Dans l’ordre du jour d’une assemblée locale, de nombreux points relèvent du formalisme et sont d’ailleurs le plus souvent littéralement expédiés en séance publique. Quelques points de l’ordre du jour font le menu de la démonstration publique de la validité des clivages électoraux entre la majorité et l’opposition. Parfois, de véritables décisions figurent dans le menu démonstratif, mais ce n’est pas le cas général. Dans cette catégorie, on trouve les sujets à fort impact public où les termes du débat sont parfaitement connus entre les concurrents à l’élection et finalement souvent un peu éloignés de l’enjeu réel du dossier… De réelles décisions peuvent, au contraire, être soumises à délibération sans donner lieu à un développement public du débat, il peut même arriver que ce type de décision ne soit véritablement identifiée dans son ampleur que par un seul élu accompagné d’un cadre territorial dans une problématique en émergence, surtout quand elles recèlent des enjeux nouveaux et mal cernés.

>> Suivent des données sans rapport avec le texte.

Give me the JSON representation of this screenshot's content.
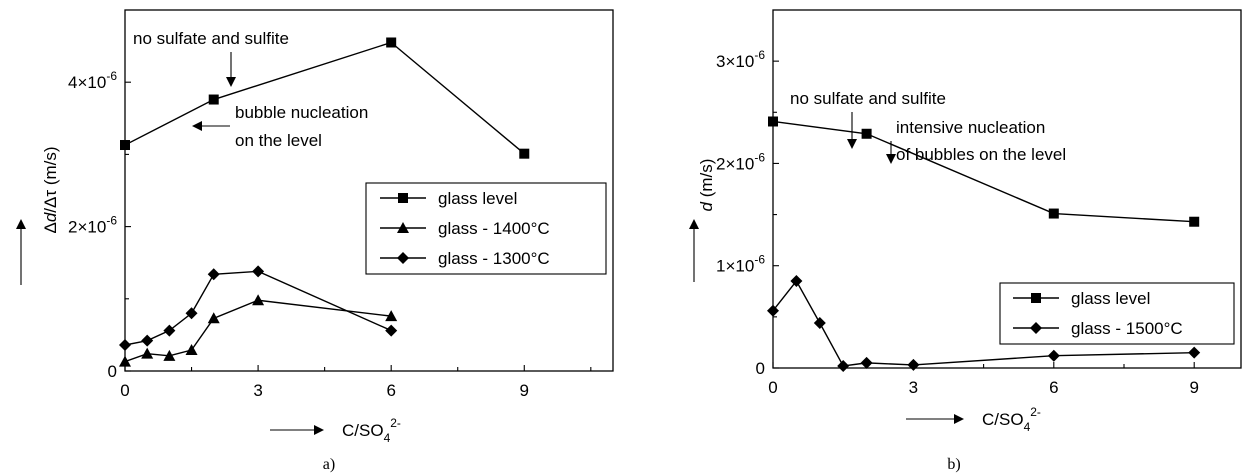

Nos assemblées élues sont aujourd’hui envahies de projets de délibération qui ne correspondent à aucune intention politique, ce sont en fait essentiellement des injonctions polies de l’administration adressées aux représentants élus à fixer un cadre clair et sécurisé de la mise en œuvre administrative. L’un des principaux responsables du formalisme juridique imposée aux collectivités n’est autre que l’État lui-même, totalement indifférent à la dynamique collective d’une assemblée locale. Cet encombrement réduit considérablement l’intelligibilité des séances publiques des conseils publics d’élus, malheureusement le formalisme guide l’agenda politique beaucoup plus que l’intelligence politique ne dirige l’agenda. Nous sommes nombreux dans la société aujourd’hui à voir qu’il faut ramener de la communication entre l’exercice des pouvoirs publics et les citoyens, mais peu d’entre nous perçoivent avec justesse la mythification de la décision pour ce qu’elle est : une expression majeure de cette rupture de communication par la mise en scène. De plus en plus de débats politiques ne débouchent sur aucun pouvoir d’agir alors que, parallèlement, de plus en plus de pouvoirs s’exercent sans débat public.

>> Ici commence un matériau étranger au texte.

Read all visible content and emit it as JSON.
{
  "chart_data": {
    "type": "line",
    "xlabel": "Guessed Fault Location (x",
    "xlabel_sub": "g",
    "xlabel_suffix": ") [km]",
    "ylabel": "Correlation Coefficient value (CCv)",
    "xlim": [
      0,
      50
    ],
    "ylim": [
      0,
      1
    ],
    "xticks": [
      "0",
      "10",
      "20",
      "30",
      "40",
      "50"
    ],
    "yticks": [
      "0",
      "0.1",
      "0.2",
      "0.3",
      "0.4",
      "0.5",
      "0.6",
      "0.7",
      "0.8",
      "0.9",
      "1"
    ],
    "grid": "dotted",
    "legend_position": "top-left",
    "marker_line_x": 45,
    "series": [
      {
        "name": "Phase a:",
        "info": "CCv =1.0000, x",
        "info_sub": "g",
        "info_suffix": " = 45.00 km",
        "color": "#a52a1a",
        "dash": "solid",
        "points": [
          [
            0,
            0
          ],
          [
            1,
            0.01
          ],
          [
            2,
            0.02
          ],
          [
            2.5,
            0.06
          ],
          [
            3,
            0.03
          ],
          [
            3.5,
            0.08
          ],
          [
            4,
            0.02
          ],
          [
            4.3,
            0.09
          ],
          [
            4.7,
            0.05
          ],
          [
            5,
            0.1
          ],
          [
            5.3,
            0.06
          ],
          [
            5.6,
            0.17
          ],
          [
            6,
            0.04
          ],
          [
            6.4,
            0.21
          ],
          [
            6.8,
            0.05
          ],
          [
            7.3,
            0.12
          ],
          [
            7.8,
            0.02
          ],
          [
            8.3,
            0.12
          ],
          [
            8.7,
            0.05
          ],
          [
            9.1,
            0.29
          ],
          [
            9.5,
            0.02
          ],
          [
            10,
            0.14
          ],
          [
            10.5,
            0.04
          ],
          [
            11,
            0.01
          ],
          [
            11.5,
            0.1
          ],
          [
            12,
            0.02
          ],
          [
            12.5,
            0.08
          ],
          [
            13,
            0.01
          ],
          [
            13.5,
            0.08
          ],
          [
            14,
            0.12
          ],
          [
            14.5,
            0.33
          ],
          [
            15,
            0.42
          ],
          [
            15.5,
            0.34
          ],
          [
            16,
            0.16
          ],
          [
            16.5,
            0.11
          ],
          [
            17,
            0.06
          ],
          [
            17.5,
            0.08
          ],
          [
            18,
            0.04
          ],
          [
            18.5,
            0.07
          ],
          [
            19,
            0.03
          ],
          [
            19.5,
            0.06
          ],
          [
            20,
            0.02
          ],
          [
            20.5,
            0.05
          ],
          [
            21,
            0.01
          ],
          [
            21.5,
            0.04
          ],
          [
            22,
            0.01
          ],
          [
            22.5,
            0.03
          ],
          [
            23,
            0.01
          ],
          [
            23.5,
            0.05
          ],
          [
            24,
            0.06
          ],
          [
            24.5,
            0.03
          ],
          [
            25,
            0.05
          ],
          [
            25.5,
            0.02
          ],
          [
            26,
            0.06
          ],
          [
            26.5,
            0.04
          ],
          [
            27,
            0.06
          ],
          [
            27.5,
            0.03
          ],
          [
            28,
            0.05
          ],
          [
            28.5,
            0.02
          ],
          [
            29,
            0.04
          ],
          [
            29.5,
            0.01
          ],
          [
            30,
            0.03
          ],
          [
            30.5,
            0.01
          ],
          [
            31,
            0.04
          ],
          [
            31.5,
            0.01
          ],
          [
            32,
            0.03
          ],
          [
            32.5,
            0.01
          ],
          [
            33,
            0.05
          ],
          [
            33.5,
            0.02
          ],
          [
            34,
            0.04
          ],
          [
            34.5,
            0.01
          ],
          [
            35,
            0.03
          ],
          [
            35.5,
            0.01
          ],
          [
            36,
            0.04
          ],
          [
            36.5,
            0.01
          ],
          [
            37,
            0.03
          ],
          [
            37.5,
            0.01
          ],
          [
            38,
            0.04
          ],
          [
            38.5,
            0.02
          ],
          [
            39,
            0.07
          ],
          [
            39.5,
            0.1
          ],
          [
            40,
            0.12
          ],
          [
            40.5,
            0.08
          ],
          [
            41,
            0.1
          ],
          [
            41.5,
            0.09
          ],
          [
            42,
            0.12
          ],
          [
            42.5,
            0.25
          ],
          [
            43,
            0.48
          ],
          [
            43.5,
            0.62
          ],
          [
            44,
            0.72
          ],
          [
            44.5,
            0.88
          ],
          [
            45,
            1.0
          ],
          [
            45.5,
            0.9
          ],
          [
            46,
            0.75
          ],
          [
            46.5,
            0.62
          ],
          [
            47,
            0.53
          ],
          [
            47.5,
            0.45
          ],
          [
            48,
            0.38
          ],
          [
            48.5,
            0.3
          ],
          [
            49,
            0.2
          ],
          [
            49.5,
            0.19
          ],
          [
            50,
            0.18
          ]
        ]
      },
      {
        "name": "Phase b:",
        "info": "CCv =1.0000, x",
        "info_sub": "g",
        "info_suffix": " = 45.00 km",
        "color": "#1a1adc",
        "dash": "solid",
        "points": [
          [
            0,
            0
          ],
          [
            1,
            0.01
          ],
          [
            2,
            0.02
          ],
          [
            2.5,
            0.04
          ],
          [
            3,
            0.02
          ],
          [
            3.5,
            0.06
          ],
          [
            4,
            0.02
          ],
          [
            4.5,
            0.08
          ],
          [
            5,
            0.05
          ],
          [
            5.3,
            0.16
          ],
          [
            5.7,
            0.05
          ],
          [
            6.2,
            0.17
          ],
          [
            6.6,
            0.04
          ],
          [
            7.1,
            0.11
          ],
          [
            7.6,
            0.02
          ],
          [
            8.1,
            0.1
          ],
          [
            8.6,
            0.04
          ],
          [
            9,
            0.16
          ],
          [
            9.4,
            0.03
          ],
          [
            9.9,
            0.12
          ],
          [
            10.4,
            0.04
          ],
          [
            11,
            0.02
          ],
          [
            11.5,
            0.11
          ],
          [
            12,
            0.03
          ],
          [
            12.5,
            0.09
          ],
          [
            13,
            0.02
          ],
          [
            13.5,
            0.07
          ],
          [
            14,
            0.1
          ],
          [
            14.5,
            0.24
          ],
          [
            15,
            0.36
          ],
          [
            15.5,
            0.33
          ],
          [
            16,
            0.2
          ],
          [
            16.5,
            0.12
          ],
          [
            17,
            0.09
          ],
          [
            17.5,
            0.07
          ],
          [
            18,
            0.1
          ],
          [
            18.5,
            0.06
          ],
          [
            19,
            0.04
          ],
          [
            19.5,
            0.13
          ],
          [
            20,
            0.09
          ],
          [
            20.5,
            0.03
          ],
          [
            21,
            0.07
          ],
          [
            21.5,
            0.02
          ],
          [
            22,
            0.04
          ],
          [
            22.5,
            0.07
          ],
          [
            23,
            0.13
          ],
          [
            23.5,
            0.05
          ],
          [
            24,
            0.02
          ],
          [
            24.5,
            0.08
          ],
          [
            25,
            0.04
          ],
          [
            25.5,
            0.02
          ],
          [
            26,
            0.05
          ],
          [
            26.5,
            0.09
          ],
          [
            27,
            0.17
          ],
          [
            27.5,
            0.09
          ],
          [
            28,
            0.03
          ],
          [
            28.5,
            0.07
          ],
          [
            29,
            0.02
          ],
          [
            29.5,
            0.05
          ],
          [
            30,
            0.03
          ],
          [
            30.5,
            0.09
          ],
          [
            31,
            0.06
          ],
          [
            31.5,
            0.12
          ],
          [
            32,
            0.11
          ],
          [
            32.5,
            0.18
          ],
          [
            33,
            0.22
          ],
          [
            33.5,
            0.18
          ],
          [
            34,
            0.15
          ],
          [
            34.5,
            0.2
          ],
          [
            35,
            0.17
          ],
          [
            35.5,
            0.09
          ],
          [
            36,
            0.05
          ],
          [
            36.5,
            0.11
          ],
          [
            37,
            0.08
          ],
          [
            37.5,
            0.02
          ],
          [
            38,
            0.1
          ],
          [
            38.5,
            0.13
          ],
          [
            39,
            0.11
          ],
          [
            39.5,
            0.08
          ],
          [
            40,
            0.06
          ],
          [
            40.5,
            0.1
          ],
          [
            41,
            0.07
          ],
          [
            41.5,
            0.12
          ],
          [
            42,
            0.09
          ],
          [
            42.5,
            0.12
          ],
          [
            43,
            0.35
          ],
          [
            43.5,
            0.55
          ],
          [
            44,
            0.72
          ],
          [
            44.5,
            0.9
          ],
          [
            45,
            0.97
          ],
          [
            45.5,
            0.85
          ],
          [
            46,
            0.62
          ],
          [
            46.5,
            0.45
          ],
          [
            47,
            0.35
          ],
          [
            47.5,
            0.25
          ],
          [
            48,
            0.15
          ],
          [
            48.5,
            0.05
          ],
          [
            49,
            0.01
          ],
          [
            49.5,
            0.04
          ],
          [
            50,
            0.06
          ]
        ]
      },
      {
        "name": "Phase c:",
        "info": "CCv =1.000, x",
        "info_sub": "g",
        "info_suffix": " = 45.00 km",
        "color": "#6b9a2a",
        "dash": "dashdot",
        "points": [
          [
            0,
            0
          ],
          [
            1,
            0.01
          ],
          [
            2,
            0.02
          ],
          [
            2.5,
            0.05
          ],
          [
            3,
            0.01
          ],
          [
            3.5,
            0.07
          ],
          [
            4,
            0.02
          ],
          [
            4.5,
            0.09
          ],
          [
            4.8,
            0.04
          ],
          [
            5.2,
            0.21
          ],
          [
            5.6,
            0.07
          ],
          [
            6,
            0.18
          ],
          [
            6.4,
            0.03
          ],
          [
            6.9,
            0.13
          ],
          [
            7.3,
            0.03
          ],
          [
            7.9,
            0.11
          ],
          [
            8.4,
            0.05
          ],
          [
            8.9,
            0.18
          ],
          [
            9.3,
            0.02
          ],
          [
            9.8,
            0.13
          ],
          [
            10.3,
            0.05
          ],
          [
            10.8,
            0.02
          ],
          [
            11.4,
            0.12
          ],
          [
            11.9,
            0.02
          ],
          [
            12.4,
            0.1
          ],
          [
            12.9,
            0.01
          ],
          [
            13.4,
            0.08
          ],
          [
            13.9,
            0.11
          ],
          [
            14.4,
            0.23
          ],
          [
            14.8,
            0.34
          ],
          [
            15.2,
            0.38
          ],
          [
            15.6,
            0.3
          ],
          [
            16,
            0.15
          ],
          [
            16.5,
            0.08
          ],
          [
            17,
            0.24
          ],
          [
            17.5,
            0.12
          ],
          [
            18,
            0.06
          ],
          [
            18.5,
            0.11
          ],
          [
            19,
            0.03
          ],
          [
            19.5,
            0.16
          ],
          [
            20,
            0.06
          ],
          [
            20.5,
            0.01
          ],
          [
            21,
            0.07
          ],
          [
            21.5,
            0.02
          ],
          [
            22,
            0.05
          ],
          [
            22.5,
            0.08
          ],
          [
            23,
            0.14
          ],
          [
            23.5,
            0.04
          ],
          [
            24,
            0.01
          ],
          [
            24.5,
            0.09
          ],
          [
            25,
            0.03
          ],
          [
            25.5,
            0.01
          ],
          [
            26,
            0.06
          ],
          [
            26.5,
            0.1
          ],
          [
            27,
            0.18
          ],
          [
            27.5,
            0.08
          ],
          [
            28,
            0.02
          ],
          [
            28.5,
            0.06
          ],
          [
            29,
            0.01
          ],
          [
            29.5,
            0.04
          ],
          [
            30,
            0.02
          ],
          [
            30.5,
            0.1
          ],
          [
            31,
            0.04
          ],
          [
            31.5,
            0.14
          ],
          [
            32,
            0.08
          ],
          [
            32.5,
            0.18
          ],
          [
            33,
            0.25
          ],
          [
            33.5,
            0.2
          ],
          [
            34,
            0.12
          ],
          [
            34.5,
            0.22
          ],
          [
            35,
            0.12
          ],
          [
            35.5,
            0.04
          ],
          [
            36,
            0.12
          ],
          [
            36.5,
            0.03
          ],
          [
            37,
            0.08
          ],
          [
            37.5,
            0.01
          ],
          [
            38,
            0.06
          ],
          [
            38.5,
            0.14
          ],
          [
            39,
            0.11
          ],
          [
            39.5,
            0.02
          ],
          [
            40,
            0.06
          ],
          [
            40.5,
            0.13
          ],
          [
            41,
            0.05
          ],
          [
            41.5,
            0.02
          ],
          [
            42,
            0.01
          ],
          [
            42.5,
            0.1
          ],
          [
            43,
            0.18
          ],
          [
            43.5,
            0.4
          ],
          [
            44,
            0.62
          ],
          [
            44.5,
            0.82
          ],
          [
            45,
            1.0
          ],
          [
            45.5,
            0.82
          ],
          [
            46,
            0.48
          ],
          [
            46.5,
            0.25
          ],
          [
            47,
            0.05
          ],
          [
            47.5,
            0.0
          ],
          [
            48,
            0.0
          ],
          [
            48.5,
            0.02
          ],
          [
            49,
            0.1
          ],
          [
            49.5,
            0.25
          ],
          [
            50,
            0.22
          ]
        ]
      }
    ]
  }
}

L’arbitrage sans consentement ne règle rien sur le plan démocratique, il donne une apparence d’accord social, et autorise le déclenchement administratif de la mise en oeuvre. Néanmoins, il n’assure pas le soutien des membres de la communauté à la décision, ce qui fragilise à terme la validité de ces arbitrages. Nous vivons dans une société où les règles et arbitrages se multiplient à l’infini, où l’on clique en permanence des conditions générales d’achat ou d’utilisation de plus en plus longues sans avoir le temps de les lire, et les élus sont envahis de pièces annexes techniques énormes. Les complications et le conformisme des votes évacuent le conflit, ce qui constitue une voie dissimulée de contournement de l’égalité démocratique. En démocratie, il faut affronter le conflit sans violence, reconnaître le désaccord et l’identifier, il s’agit de se mettre d’accord sur la définition du désaccord, c’est cela le consentement : reconnaître la nature du désaccord. L’arbitrage est toujours un compromis, il peut être soutenu solidairement par des parties en désaccord, à condition que la nature du désaccord ait été reconnue — ce qui demande un effort rarement accompli.

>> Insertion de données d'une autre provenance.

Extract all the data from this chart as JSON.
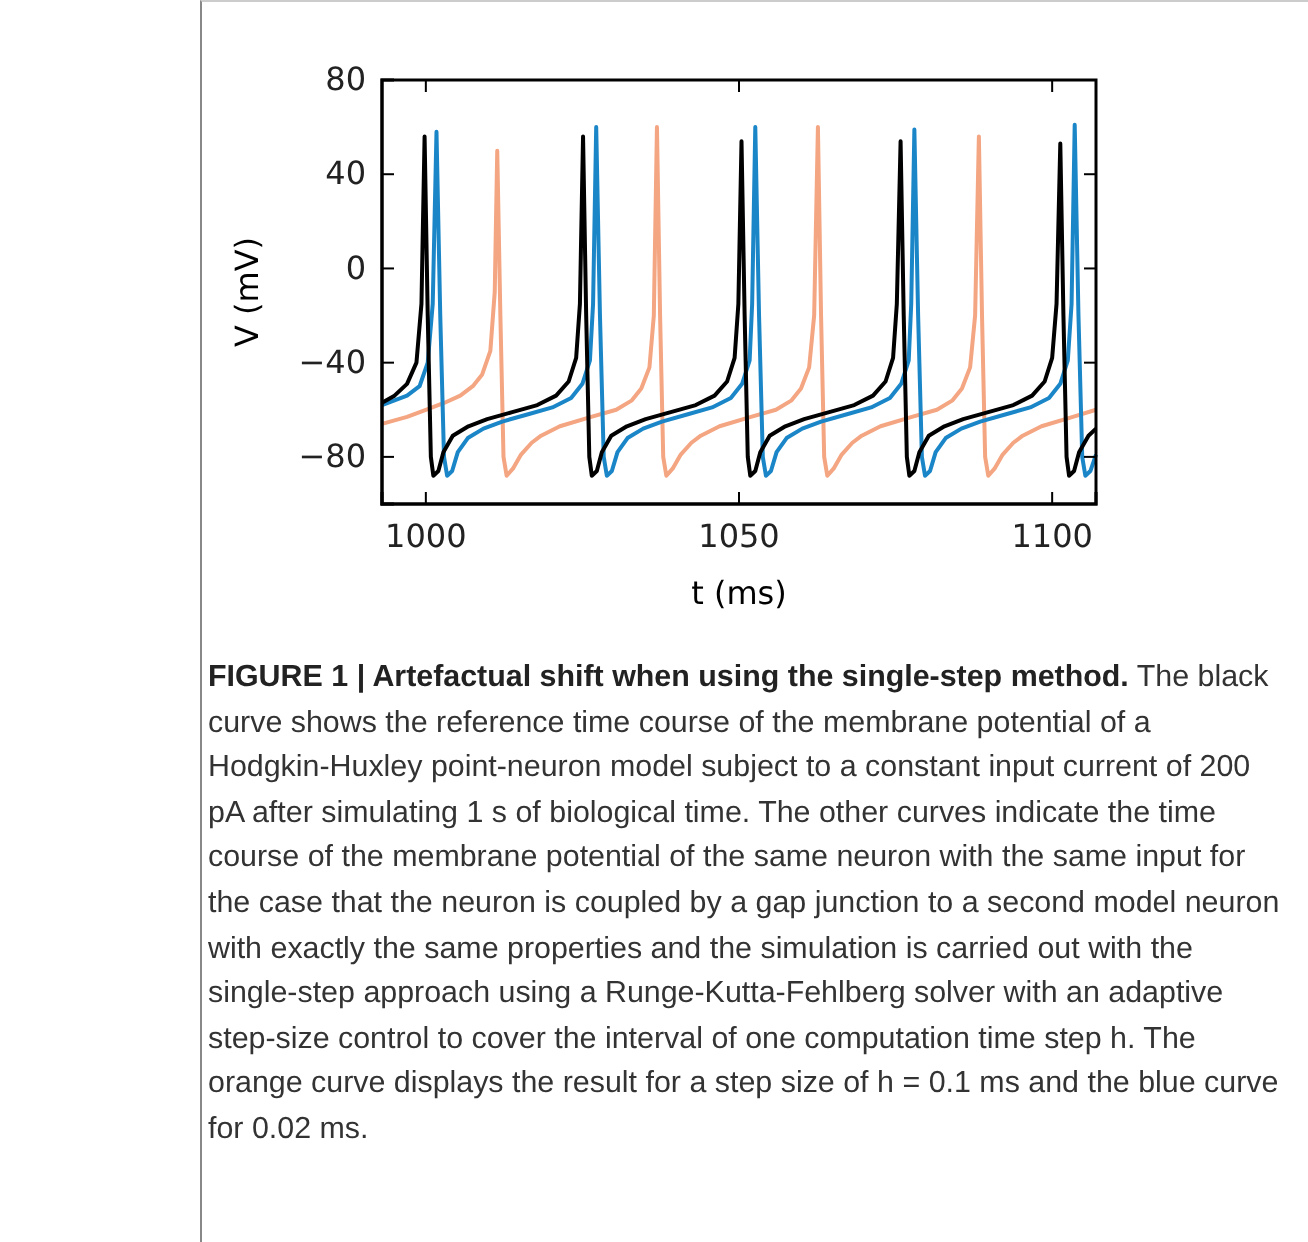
{
  "chart_data": {
    "type": "line",
    "xlabel": "t (ms)",
    "ylabel": "V (mV)",
    "xlim": [
      993,
      1107
    ],
    "ylim": [
      -100,
      80
    ],
    "xticks": [
      1000,
      1050,
      1100
    ],
    "yticks": [
      {
        "value": -80,
        "label": "−80"
      },
      {
        "value": -40,
        "label": "−40"
      },
      0,
      40,
      80
    ],
    "grid": false,
    "line_style": "solid",
    "marker": "none",
    "series": [
      {
        "color": "#f4a582",
        "x": [
          993,
          997,
          1000,
          1003,
          1005.5,
          1007.5,
          1009,
          1010.3,
          1011.0,
          1011.4,
          1011.9,
          1012.4,
          1012.9,
          1013.9,
          1015.2,
          1016.9,
          1018.4,
          1021.4,
          1026.4,
          1030.4,
          1032.9,
          1034.4,
          1035.7,
          1036.4,
          1036.9,
          1037.4,
          1037.9,
          1038.4,
          1039.4,
          1040.7,
          1042.4,
          1043.9,
          1046.9,
          1051.9,
          1055.9,
          1058.4,
          1059.9,
          1061.2,
          1062.0,
          1062.6,
          1063.1,
          1063.6,
          1064.1,
          1065.1,
          1066.4,
          1068.1,
          1069.6,
          1072.6,
          1077.6,
          1081.6,
          1084.1,
          1085.6,
          1086.9,
          1087.7,
          1088.3,
          1088.8,
          1089.3,
          1089.8,
          1090.8,
          1092.1,
          1093.8,
          1095.3,
          1098.3,
          1103.3,
          1107
        ],
        "values": [
          -66,
          -63,
          -60,
          -57,
          -54,
          -50,
          -45,
          -35,
          -10,
          50,
          -20,
          -80,
          -88,
          -85,
          -79,
          -74,
          -71,
          -67,
          -63,
          -60,
          -56,
          -51,
          -42,
          -20,
          60,
          -20,
          -80,
          -88,
          -85,
          -79,
          -74,
          -71,
          -67,
          -63,
          -60,
          -56,
          -51,
          -42,
          -20,
          60,
          -20,
          -80,
          -88,
          -85,
          -79,
          -74,
          -71,
          -67,
          -63,
          -60,
          -56,
          -51,
          -42,
          -20,
          56,
          -20,
          -80,
          -88,
          -85,
          -79,
          -74,
          -71,
          -67,
          -63,
          -60
        ]
      },
      {
        "color": "#1a86c8",
        "x": [
          993,
          995,
          997,
          999,
          1000.3,
          1001.1,
          1001.7,
          1002.3,
          1002.9,
          1003.4,
          1004.2,
          1005.1,
          1006.7,
          1009.2,
          1012.2,
          1016.2,
          1020.2,
          1023.2,
          1025.0,
          1026.2,
          1026.7,
          1027.2,
          1027.8,
          1028.4,
          1028.9,
          1029.7,
          1030.6,
          1032.2,
          1034.7,
          1037.7,
          1041.7,
          1045.7,
          1048.7,
          1050.5,
          1051.7,
          1052.1,
          1052.6,
          1053.2,
          1053.8,
          1054.3,
          1055.1,
          1056.0,
          1057.6,
          1060.1,
          1063.1,
          1067.1,
          1071.1,
          1074.1,
          1075.9,
          1077.1,
          1077.5,
          1078.0,
          1078.6,
          1079.2,
          1079.7,
          1080.5,
          1081.4,
          1083.0,
          1085.5,
          1088.5,
          1092.5,
          1096.5,
          1099.5,
          1101.3,
          1102.5,
          1103.1,
          1103.6,
          1104.2,
          1104.8,
          1105.3,
          1106.1,
          1107
        ],
        "values": [
          -58,
          -56,
          -54,
          -50,
          -40,
          -15,
          58,
          -20,
          -80,
          -88,
          -86,
          -78,
          -72,
          -68,
          -65,
          -62,
          -59,
          -55,
          -49,
          -39,
          -15,
          60,
          -20,
          -80,
          -88,
          -86,
          -78,
          -72,
          -68,
          -65,
          -62,
          -59,
          -55,
          -49,
          -39,
          -15,
          60,
          -20,
          -80,
          -88,
          -86,
          -78,
          -72,
          -68,
          -65,
          -62,
          -59,
          -55,
          -49,
          -39,
          -15,
          59,
          -20,
          -80,
          -88,
          -86,
          -78,
          -72,
          -68,
          -65,
          -62,
          -59,
          -55,
          -49,
          -39,
          -15,
          61,
          -20,
          -80,
          -88,
          -86,
          -79
        ]
      },
      {
        "color": "#000000",
        "x": [
          993,
          995,
          997,
          998.5,
          999.3,
          999.8,
          1000.3,
          1000.8,
          1001.2,
          1002.0,
          1002.8,
          1004.3,
          1006.8,
          1009.8,
          1013.8,
          1017.8,
          1020.8,
          1022.8,
          1024.0,
          1024.6,
          1025.1,
          1025.6,
          1026.1,
          1026.5,
          1027.3,
          1028.1,
          1029.6,
          1032.1,
          1035.1,
          1039.1,
          1043.1,
          1046.1,
          1048.1,
          1049.3,
          1049.9,
          1050.4,
          1050.9,
          1051.4,
          1051.8,
          1052.6,
          1053.4,
          1054.9,
          1057.4,
          1060.4,
          1064.4,
          1068.4,
          1071.4,
          1073.4,
          1074.6,
          1075.2,
          1075.8,
          1076.3,
          1076.8,
          1077.2,
          1078.0,
          1078.8,
          1080.3,
          1082.8,
          1085.8,
          1089.8,
          1093.8,
          1096.8,
          1098.8,
          1100.0,
          1100.7,
          1101.3,
          1101.8,
          1102.3,
          1102.7,
          1103.5,
          1104.3,
          1105.8,
          1107
        ],
        "values": [
          -57,
          -54,
          -49,
          -40,
          -15,
          56,
          -20,
          -80,
          -88,
          -86,
          -78,
          -71,
          -67,
          -64,
          -61,
          -58,
          -54,
          -48,
          -38,
          -15,
          56,
          -20,
          -80,
          -88,
          -86,
          -78,
          -71,
          -67,
          -64,
          -61,
          -58,
          -54,
          -48,
          -38,
          -15,
          54,
          -20,
          -80,
          -88,
          -86,
          -78,
          -71,
          -67,
          -64,
          -61,
          -58,
          -54,
          -48,
          -38,
          -15,
          54,
          -20,
          -80,
          -88,
          -86,
          -78,
          -71,
          -67,
          -64,
          -61,
          -58,
          -54,
          -48,
          -38,
          -15,
          53,
          -20,
          -80,
          -88,
          -86,
          -78,
          -71,
          -68
        ]
      }
    ],
    "annotations": [
      "FIGURE 1 | Artefactual shift when using the single-step method.",
      "The black curve shows the reference time course of the membrane potential of a Hodgkin-Huxley point-neuron model subject to a constant input current of 200 pA after simulating 1 s of biological time. The other curves indicate the time course of the membrane potential of the same neuron with the same input for the case that the neuron is coupled by a gap junction to a second model neuron with exactly the same properties and the simulation is carried out with the single-step approach using a Runge-Kutta-Fehlberg solver with an adaptive step-size control to cover the interval of one computation time step h. The orange curve displays the result for a step size of h = 0.1 ms and the blue curve for 0.02 ms."
    ]
  }
}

Sans auto-gouvernance, la démocratie est en carence

La difficulté majeure de nos collectivités locales, c’est qu’elles ne sont pas fondées sur une auto-gouvernance. Ce sont d’abord des circonscriptions administratives dont les règles fondamentales sont imposées par le Parlement et sous le contrôle de l’administration nationale. Il n’y a pas de démocratie locale, mais une installation républicaine. Les collectivités sont historiquement d’abord le relais de la République. Sur le fronton des mairies, on lit « République française », souvent accompagnée de la devise nationale, et non démocratie. Mais peut-il y avoir démocratie sans auto-gouvernance ? Les communs d’autrefois étaient des auto-gouvernances et on sait qu’il existait des communautés villageoises démocratiques au Moyen-âge, ce qui n’est plus le cas des communes, non seulement décalquées sur la carte des paroisses, mais d’abord conçues comme un quadrillage administratif. Souvent utilisé néanmoins, le terme de démocratie locale est empreint d’une ambiguïté certaine : dans le cadre institutionnel municipal, départemental ou régional, il est abusif. Dans le cadre républicain, on retrouve bien le suffrage universel à caractère évidemment démocratique, mais aussi l’aristocratie qui se manifeste essentiellement au travers de l’exercice du contrôle administratif exercé par les grands corps déconcentrés de l’État, et la tradition monarchique véhiculée par la concentration du pouvoir exécutif confié aux maires et aux présidents.
Il n’est pas forcément inutile de parler de démocratie locale, mais cela devrait induire automatiquement dans les esprits une approche incluant le secteur public, à condition néanmoins de la positionner hors cadre institutionnel républicain, ce qui n’est pas forcément le cas. Une clarification qu’il va sans doute falloir faire avancer un peu dans les esprits, parce qu’il y a un antagonisme entre la commune circonscription administrative avec des pouvoirs délégués de l’État et la commune expression collective et communautaire démocratique. Nos histoires nationales occidentales ne sont pas toutes les mêmes, la France communale administrée et les communautés de pionniers fédérées sont et restent de culture assez différente sur le plan démocratique, notamment au niveau local.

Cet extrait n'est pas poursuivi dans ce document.